Ada juga kemajuan demi kemajuan orang-orang di luar sana, yang membuatku kembali merasa getir. Aku senang untuk mereka, tapi sedih untuk diri sendiri.
Meski sedang pagebluk, mereka bisa melangkah lebih maju, luar biasa. Aku? Dipaksa kembali sejenak ke titik sebelumnya, alias jadi pesakitan. Mengenaskan.
Rasanya, ini seperti kembali ke mimpi buruk. Tinggal di tempat yang konon katanya berbudaya, tapi memandang tubuh, ada dikte di sana-sini, dan pandangan sinis pada perbedaan, seolah paling benar.

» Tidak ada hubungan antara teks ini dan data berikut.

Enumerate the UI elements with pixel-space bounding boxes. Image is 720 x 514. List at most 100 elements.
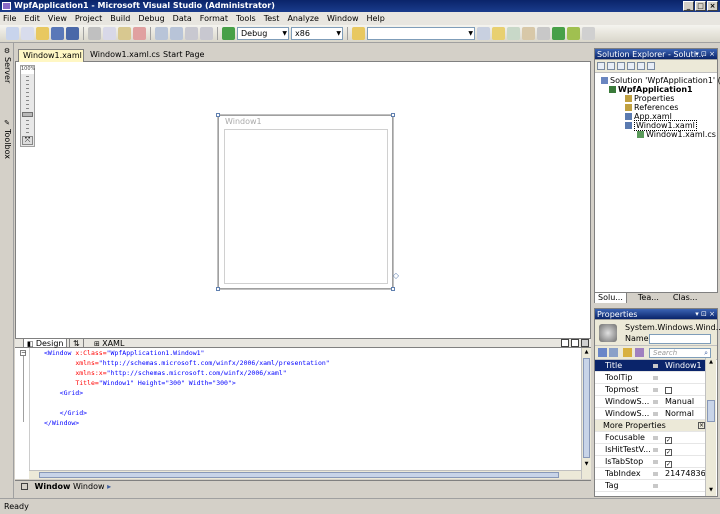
view-class-diagram-icon[interactable] [647, 62, 655, 70]
scroll-thumb[interactable] [39, 472, 559, 478]
start-page-icon[interactable] [552, 27, 565, 40]
checkbox[interactable]: ✓ [665, 461, 672, 468]
copy-icon[interactable] [103, 27, 116, 40]
more-windows-icon[interactable] [582, 27, 595, 40]
toolbox-tab[interactable]: Toolbox [1, 129, 13, 169]
toolbox-icon[interactable]: ✎ [1, 119, 13, 127]
navigate-back-icon[interactable] [185, 27, 198, 40]
lightning-icon[interactable] [635, 348, 644, 357]
redo-icon[interactable] [170, 27, 183, 40]
menu-edit[interactable]: Edit [24, 14, 40, 23]
add-item-icon[interactable] [21, 27, 34, 40]
tab-start-page[interactable]: Start Page [159, 49, 209, 62]
tree-node[interactable]: Properties [625, 94, 674, 103]
menu-analyze[interactable]: Analyze [287, 14, 319, 23]
paste-icon[interactable] [118, 27, 131, 40]
property-marker[interactable] [653, 460, 658, 464]
object-browser-icon[interactable] [522, 27, 535, 40]
property-value[interactable]: Manual [665, 396, 694, 408]
tree-node[interactable]: References [625, 103, 678, 112]
property-search-input[interactable]: Search ⌕ [649, 348, 711, 358]
property-row[interactable]: Topmost [595, 384, 707, 396]
tab-team-explorer[interactable]: Tea... [635, 293, 662, 303]
menu-build[interactable]: Build [110, 14, 130, 23]
scroll-down-icon[interactable]: ▼ [583, 461, 590, 469]
tree-node[interactable]: Solution 'WpfApplication1' (1 p [601, 76, 720, 85]
resize-handle[interactable] [216, 287, 220, 291]
server-explorer-tab[interactable]: Server Explorer [1, 57, 13, 117]
tab-window1-xaml-cs[interactable]: Window1.xaml.cs [86, 49, 160, 62]
find-in-files-icon[interactable] [352, 27, 365, 40]
properties-window-icon[interactable] [507, 27, 520, 40]
find-combo[interactable]: ▼ [367, 27, 475, 40]
property-row[interactable]: TabIndex 214748364 [595, 468, 711, 480]
tab-xaml[interactable]: ⊞ XAML [91, 339, 127, 348]
property-row[interactable]: IsHitTestV... ✓ [595, 444, 707, 456]
checkbox[interactable]: ✓ [665, 437, 672, 444]
property-value[interactable]: 214748364 [665, 468, 711, 480]
platform-dropdown[interactable]: x86 ▼ [291, 27, 343, 40]
close-button[interactable]: × [707, 1, 718, 11]
zoom-track[interactable] [26, 76, 29, 136]
menu-view[interactable]: View [48, 14, 67, 23]
tree-node[interactable]: Window1.xaml [625, 120, 697, 131]
panel-window-buttons[interactable]: ▾ ⊡ × [695, 49, 715, 60]
property-marker[interactable] [653, 472, 658, 476]
checkbox[interactable]: ✓ [665, 449, 672, 456]
categorized-icon[interactable] [598, 348, 607, 357]
menu-data[interactable]: Data [173, 14, 192, 23]
delete-icon[interactable] [133, 27, 146, 40]
property-marker[interactable] [653, 448, 658, 452]
menu-debug[interactable]: Debug [138, 14, 164, 23]
xaml-horizontal-scrollbar[interactable] [29, 470, 581, 479]
property-marker[interactable] [653, 412, 658, 416]
property-row[interactable]: IsTabStop ✓ [595, 456, 707, 468]
scroll-up-icon[interactable]: ▲ [707, 359, 715, 367]
property-row[interactable]: More Properties × [595, 420, 707, 432]
xaml-vertical-scrollbar[interactable]: ▲ ▼ [581, 348, 591, 479]
tab-solution-explorer[interactable]: Solu... [594, 293, 627, 303]
tab-design[interactable]: ◧ Design [23, 339, 68, 348]
breadcrumb-arrow-icon[interactable]: ▸ [107, 482, 111, 491]
toolbox-icon[interactable] [537, 27, 550, 40]
zoom-thumb[interactable] [22, 112, 33, 117]
zoom-slider[interactable]: 100% ⤧ [20, 65, 35, 147]
configuration-dropdown[interactable]: Debug ▼ [237, 27, 289, 40]
view-designer-icon[interactable] [637, 62, 645, 70]
undo-icon[interactable] [155, 27, 168, 40]
property-marker[interactable] [653, 388, 658, 392]
scroll-thumb[interactable] [707, 400, 715, 422]
wpf-window-preview[interactable]: Window1 ◇ [216, 113, 399, 291]
class-view-icon[interactable] [567, 27, 580, 40]
panel-window-buttons[interactable]: ▾ ⊡ × [695, 309, 715, 320]
cut-icon[interactable] [88, 27, 101, 40]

Aku paham, mereka punya cara pandang sendiri, tapi orang lain juga punya. Memaksakan hal-hal seperti ini adalah sebuah mimpi buruk bagi yang mendapatkan.
Apalagi, jika semua berjalan hanya satu arah. Hanya mau didengar, tanpa mau ganti mendengar sampai tuntas.
Ini jelas mengerikan. Aku sudah pernah merasakan, seberapa buruk situasi ini. Awalnya, diri ini memang bisa bertahan, tapi saat pertahanan itu jebol, air mata ini tumpah selama berhari-hari, seperti banjir bandang saja.
Jadi pendengar yang tak pernah punya kesempatan didengar, jelas bukan hal baik. Keadaan makin menyakitkan, saat aku akhirnya mendapati, kata-kata itu hanya umpan.
Aku berusaha dijerat untuk tidak lagi pergi, dan itu sangat menyakitkan. Mereka memang menjelaskan semua kalkulasi dari a sampai z, membuatku terlihat seperti bocah melihat sirkus.
Benar, pengalamanku masih kurang dibanding mereka, tapi aku sudah mengalami sendiri situasi aktual, dan bisa bertahan saat sulit. Semua itu kuhadapi sendiri, selagi mereka hanya merecoki dengan dikte, dikte, dan dikte.
Bantuan? Tak ada!
Entah apa yang ada di kepala mereka. Mereka masih berusaha meracuni pikiranku, dengan pemikiran ajaib mereka, bahkan saat jarak sudah sangat berjauhan.